Aku mengambil tiga karung beras dan memasukkan ke dalam keranjang yang di dorong Raga, tidak lupa dengan bahan dapur lainnya. Seperti minyak, gula, bumbu dapur, dan keperluan lainnya. Aku memilih yang porsi jumbo.
Kita beralih pada sabun. Aku memasukkan berbagai sabun dengan jumlah banyak mungkin bisa buat stok dua bulan.
"Kak ini kebanyakan."
Aku menggeleng. "Ini bisa buat stok dua bulan Raga."
"Di rumah ada kulkas Raga?"
Raga menggeleng.
Aku menoleh pada James di belakangku memberikan isyarat yang diangguki lelaki itu. Sepertinya pikiranku dan dia sudah terhubung.
Kita beralih pada makanan dan ikan segar. Aku memadukan berbagai macam sayuran dan juga ikan-ikanan.

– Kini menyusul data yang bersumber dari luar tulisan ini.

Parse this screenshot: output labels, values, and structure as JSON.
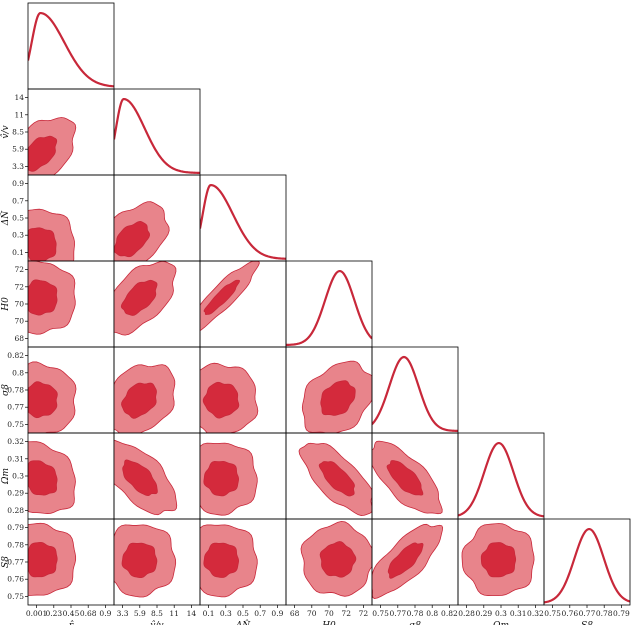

"Kak udah cukup haduh nanti busuk di rumah." Cegah Raga menahan tanganku.
Aku tersenyum tipis. "Udah kamu ngikut aja kakak lagi kalap ini."
Beralih pada makanan ringan. "Kamu pilih mau yang mana."
Tanpa di duga Raga hanya mengambil sosis siap makan. "Hanya itu?"
Anak itu mengangguk. Aku mendengus kesal mengambil sosis siap makan lainnya dan memasukkan semuanya pada keranjang.
Raga melotot melihatnya. "Kakak kesurupan ya?"
"Apaan cuma ngambil satu."
Raga menggaruk kepalanya tidak gatal. "Aku bingung mau ngambil apa."
Aku menepuk kepalanya pelan. "Apapun yang kamu mau ambil."
"Kenapa kakak baik banget sama aku kita kan baru ketemu tadi." Raga menatapku penuh arti.
"Karna kita sama. Udah yuk kita cari yang lain."
Aku menuntun Raga mencari barang-barang yang dibutuhkan lainnya. Sudah dua troli yang penuh sepertinya ini sudah cukup.
Kita mendorong troli itu pada kasir. Tidak perlu mengantri karena kasir sedang sepi. Raga seperti tidak enak dengan belanjaannya padahal ini aku yang memasukkan semuanya.
"Totalnya dua juta tiga ratus lima puluh tiga ribu kak." Ujar sang kasir.
Mata Raga seperti ingin keluar. Aku tertawa melihatnya. "Mata kamu mau keluar Ga?"
"Kak mahal banget." Ujarnya seperti ingin menangis.
"Udah jangan nangis. Ini hadiah buat kamu."
Setelah membayar aku saling tatap dengan Raga. "Ini kita bawa nya gimana kak?"
"Iya juga cara kamu bawa pulang gimana."
Kemudian kita saling tertawa melihat kebodohan kita. "Kakak telpon orang bentar ya buat nganter kamu."
Raga seperti tengah menghitung jumlah kantong belanjaan kami. Aku gemas melihatnya.
"Kak ada lima belas kantong. Aku kayak habis ngerampok."
"Ini namanya rejeki."
"Kakak makasi ya." Raga memelukku erat. "Makasih banyak kak."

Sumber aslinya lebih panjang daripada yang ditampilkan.